Laying here with a pup to my left (he had the decency to stay in his own bed), and the one you see here to my right.  I’m drinking my modified coffee, and thinking about last night.  I went to the Lake Lewisville Symphony last night.  Another unusual event for me, attending a symphony, but I really did go.  That alone is probably enough to make the earth quake more than a scantily clad woman.  Is that not the most ridiculous thing you’ve ever heard?  Well, unless you go to the other end of the spectrum to Pat Robertson’s explanation for Haiti’s troubles.  How did I get so far off topic?

Guess I’m not so far off.  Last night, the symphony was a benefit for Daniel Pearl, the journalist who was tortured and killed by extremists in Pakistan in 2002.  I believe that attitudes like the above, as ridiculous as they seem, are the driving force behind such hateful and unfathomable acts such as the Daniel Pearl murder.  There are some really unbalanced people in this world, and a little trash talk is all they need to behave abominably.  Last night’s performance, sponsored by the Daniel Pearl Foundation, was an attempt to bring people together through the power of music.  To bridge the gap, close the divide, remind us that we are all brothers and sisters despite our differences.  Lofty goals, and I’d say in that room last night, it was a successful endeavor.  Trouble is, I doubt any extremists were in attendance, but still, it’s all goodness.  Daniel Pearl’s father, Judea Pearl, spoke of his son and the Foundation’s goals of freedom and equality for all.  World peace, if you will.  I wasn’t the only one whose eyes misted over. 
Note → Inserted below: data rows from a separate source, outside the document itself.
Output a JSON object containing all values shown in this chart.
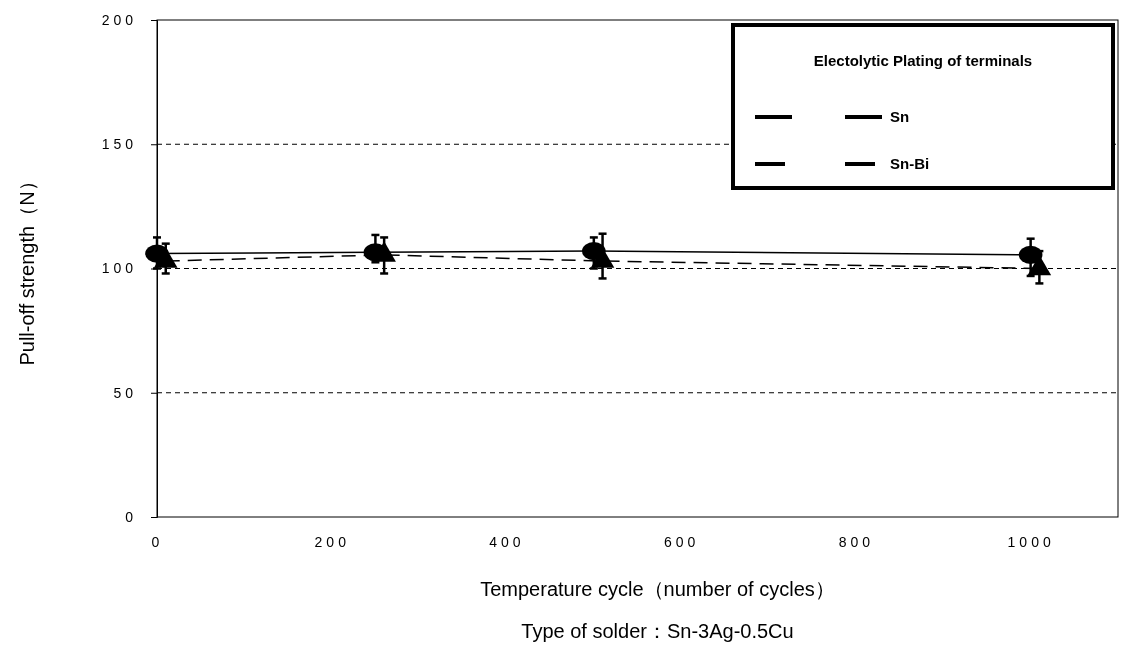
{
  "chart_data": {
    "type": "line",
    "xlabel": "Temperature cycle（number of cycles）",
    "ylabel": "Pull-off strength（N）",
    "legend_title": "Electolytic Plating of terminals",
    "annotations": [
      "Type of solder：Sn-3Ag-0.5Cu"
    ],
    "xlim": [
      0,
      1100
    ],
    "xticks": [
      0,
      200,
      400,
      600,
      800,
      1000
    ],
    "ylim": [
      0,
      200
    ],
    "yticks": [
      0,
      50,
      100,
      150,
      200
    ],
    "grid": "y",
    "legend": "top right",
    "series": [
      {
        "name": "Sn",
        "color": "#000000",
        "marker": "circle",
        "line_style": "solid",
        "x": [
          0,
          250,
          500,
          1000
        ],
        "values": [
          106,
          106.5,
          107,
          105.5
        ],
        "errors": [
          [
            100,
            112.5
          ],
          [
            102.5,
            113.5
          ],
          [
            100,
            112.5
          ],
          [
            97,
            112
          ]
        ]
      },
      {
        "name": "Sn-Bi",
        "color": "#000000",
        "marker": "triangle",
        "line_style": "dashed",
        "x": [
          10,
          260,
          510,
          1010
        ],
        "values": [
          103,
          105.5,
          103,
          100
        ],
        "errors": [
          [
            98,
            110
          ],
          [
            98,
            112.5
          ],
          [
            96,
            114
          ],
          [
            94,
            107
          ]
        ]
      }
    ]
  }
}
Oh, and the music was beautiful.  Last night was all strings and choral.  Daniel Pearl was apparently an accomplished violinist.  The last half of the concert was a piece commissioned by the Daniel Pearl Foundation and written by a composer right here in Lewisville, Texas.  Accompanying the strings were five high school choirs from our school district.  So, now we get down to the bare bones, the reason I was at the symphony.  To hear my baby boy Alex sing, along with 300 other high school kids.  Yes, my kids are responsible for my cultural education.  I can’t take any of the credit!
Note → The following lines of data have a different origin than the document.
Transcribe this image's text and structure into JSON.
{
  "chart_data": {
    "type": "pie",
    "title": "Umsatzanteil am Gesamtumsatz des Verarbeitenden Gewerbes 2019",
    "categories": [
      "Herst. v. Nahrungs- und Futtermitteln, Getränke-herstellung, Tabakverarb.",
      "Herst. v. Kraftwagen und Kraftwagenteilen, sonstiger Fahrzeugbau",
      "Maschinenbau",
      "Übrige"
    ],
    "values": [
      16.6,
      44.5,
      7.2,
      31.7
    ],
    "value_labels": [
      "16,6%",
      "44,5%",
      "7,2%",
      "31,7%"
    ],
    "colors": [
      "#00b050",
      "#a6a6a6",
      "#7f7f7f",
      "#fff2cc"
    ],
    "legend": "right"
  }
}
A few notes (♫) on attending the symphony.  As you know, I won’t go away without making fun of something.  Am I the only toe-tapper out there?  Are all symphony-goers sit up straight, don’t act like you’re enjoying it, and for God’s sake try to look intellectual types?  Am I being intolerant?  I guess I’ve been to too many rock concerts and clubs where people truly lose all semblance of social appropriateness.  In other words, they let it all hang out.   I’d like to think there’s a happy medium, and that it’s ok for me to express enjoyment if I stay keenly aware that I’m not at a U2 concert.  Which is to say, I was getting into the music.  Oh all right, not full-out chair-dancing, but you know, nodding my head in time, and light, but respectable, foot tapping.  The place was packed.  In my line of sight, I only saw one person, save the conductor (who was so animated he was practically a cartoon, in a good way!) and the musicians, that moved any body part at all …  and that was from his neck up.  My bet he was a choir parent.
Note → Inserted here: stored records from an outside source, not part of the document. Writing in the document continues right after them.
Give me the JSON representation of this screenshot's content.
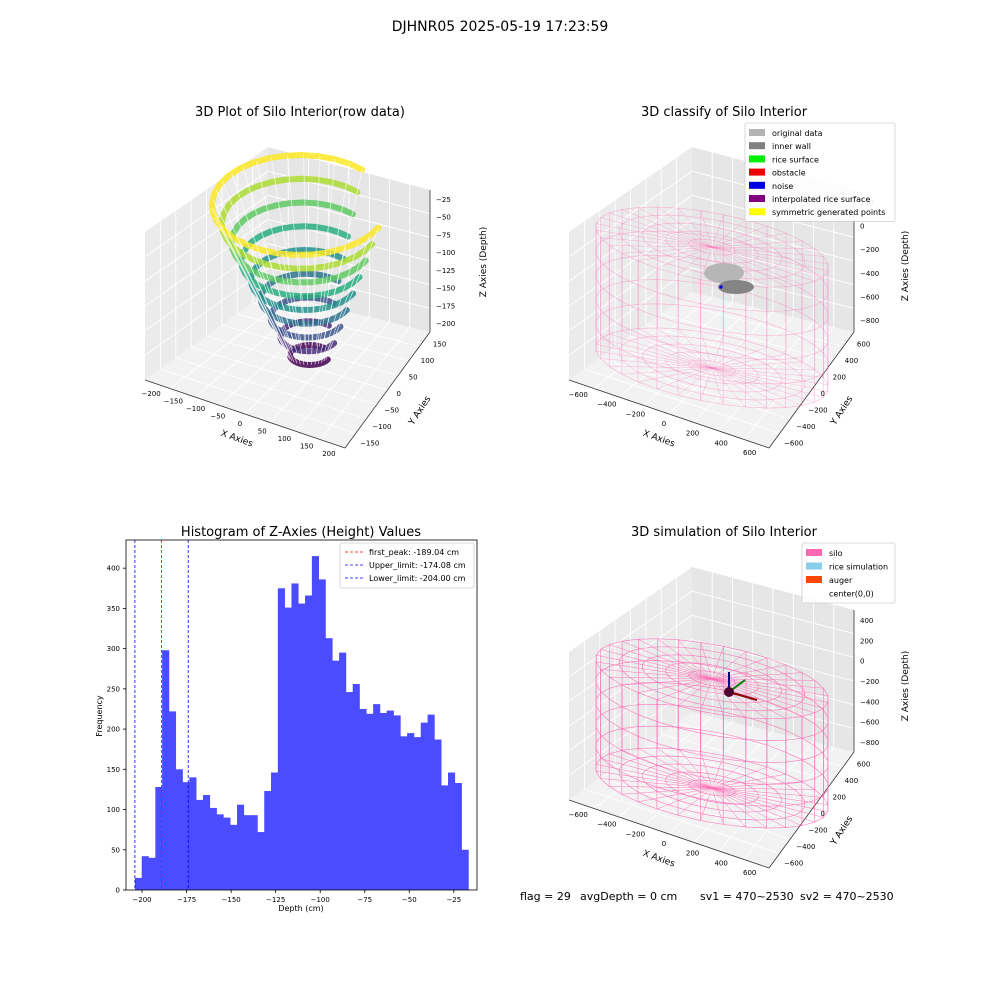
{
  "suptitle": "DJHNR05 2025-05-19 17:23:59",
  "info": {
    "flag": "flag = 29",
    "avg_depth": "avgDepth = 0 cm",
    "sv1": "sv1 = 470~2530",
    "sv2": "sv2 = 470~2530"
  },
  "chart_data": [
    {
      "id": "raw3d",
      "type": "scatter",
      "title": "3D Plot of Silo Interior(row data)",
      "xlabel": "X Axies",
      "ylabel": "Y Axies",
      "zlabel": "Z Axies (Depth)",
      "xticks": [
        -200,
        -150,
        -100,
        -50,
        0,
        50,
        100,
        150,
        200
      ],
      "yticks": [
        -150,
        -100,
        -50,
        0,
        50,
        100,
        150
      ],
      "zticks": [
        -25,
        -50,
        -75,
        -100,
        -125,
        -150,
        -175,
        -200
      ],
      "colormap": "viridis"
    },
    {
      "id": "classify3d",
      "type": "scatter",
      "title": "3D classify of Silo Interior",
      "xlabel": "X Axies",
      "ylabel": "Y Axies",
      "zlabel": "Z Axies (Depth)",
      "xticks": [
        -600,
        -400,
        -200,
        0,
        200,
        400,
        600
      ],
      "yticks": [
        -600,
        -400,
        -200,
        0,
        200,
        400,
        600
      ],
      "zticks": [
        200,
        0,
        -200,
        -400,
        -600,
        -800
      ],
      "legend_position": "top-right",
      "legend": [
        {
          "label": "original data",
          "color": "#b3b3b3"
        },
        {
          "label": "inner wall",
          "color": "#808080"
        },
        {
          "label": "rice surface",
          "color": "#00ee00"
        },
        {
          "label": "obstacle",
          "color": "#ee0000"
        },
        {
          "label": "noise",
          "color": "#0000dd"
        },
        {
          "label": "interpolated rice surface",
          "color": "#800080"
        },
        {
          "label": "symmetric generated points",
          "color": "#ffff00"
        }
      ],
      "silo_color": "#ff69b4"
    },
    {
      "id": "histogram",
      "type": "bar",
      "title": "Histogram of Z-Axies (Height) Values",
      "xlabel": "Depth (cm)",
      "ylabel": "Frequency",
      "xlim": [
        -209,
        -12
      ],
      "ylim": [
        0,
        435
      ],
      "xticks": [
        -200,
        -175,
        -150,
        -125,
        -100,
        -75,
        -50,
        -25
      ],
      "yticks": [
        0,
        50,
        100,
        150,
        200,
        250,
        300,
        350,
        400
      ],
      "bar_color": "#4b4bff",
      "bin_start": -204,
      "bin_width": 3.82,
      "values": [
        15,
        42,
        40,
        128,
        298,
        222,
        150,
        134,
        140,
        112,
        118,
        102,
        94,
        90,
        81,
        106,
        93,
        93,
        72,
        123,
        146,
        375,
        351,
        381,
        356,
        366,
        415,
        386,
        313,
        285,
        295,
        246,
        256,
        225,
        219,
        231,
        220,
        223,
        217,
        191,
        195,
        190,
        208,
        218,
        187,
        130,
        146,
        133,
        50
      ],
      "vlines": [
        {
          "x": -189.04,
          "color": "#ff0000",
          "label": "first_peak: -189.04 cm"
        },
        {
          "x": -174.08,
          "color": "#0000ff",
          "label": "Upper_limit: -174.08 cm"
        },
        {
          "x": -204.0,
          "color": "#0000ff",
          "label": "Lower_limit: -204.00 cm"
        }
      ],
      "legend_position": "top-right"
    },
    {
      "id": "sim3d",
      "type": "scatter",
      "title": "3D simulation of Silo Interior",
      "xlabel": "X Axies",
      "ylabel": "Y Axies",
      "zlabel": "Z Axies (Depth)",
      "xticks": [
        -600,
        -400,
        -200,
        0,
        200,
        400,
        600
      ],
      "yticks": [
        -600,
        -400,
        -200,
        0,
        200,
        400,
        600
      ],
      "zticks": [
        400,
        200,
        0,
        -200,
        -400,
        -600,
        -800
      ],
      "legend_position": "top-right",
      "legend": [
        {
          "label": "silo",
          "color": "#ff69b4"
        },
        {
          "label": "rice simulation",
          "color": "#87ceeb"
        },
        {
          "label": "auger",
          "color": "#ff4500"
        },
        {
          "label": "center(0,0)",
          "color": "#ffffff"
        }
      ],
      "silo_color": "#ff69b4"
    }
  ]
}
I must confess, I Facebooked before, during intermission, and after the concert.  Had to brag about being at the Symphony, you know.  My phone was on silent and in my purse during the performance, so don’t get your panties in a wad.  Hey, I’ve got some class, you know.

When it was over it was obvious how much everyone had enjoyed it, in spite of their stoicism.  Lots of clapping, standing up, sitting down, standing up again, sitting down again, clapping all the while, but as you would expect, minus the hoots and hollers and whistles you would hear at a rock concert.  So, perhaps it was just a more serene, sophisticated type of enjoyment.  Yeah.  Afterwards, the lady sitting next to me asked, do you know someone performing in the choir tonight?  I guess it was obvious that I’m not a season ticket holder.  Wonder what gave that away?  Hmmm … was it my lack of symphony-esque attire (I wore a cute short-sleeved turquoise top, white pants and flats),  my Facebooking between acts, or the toe-tapping?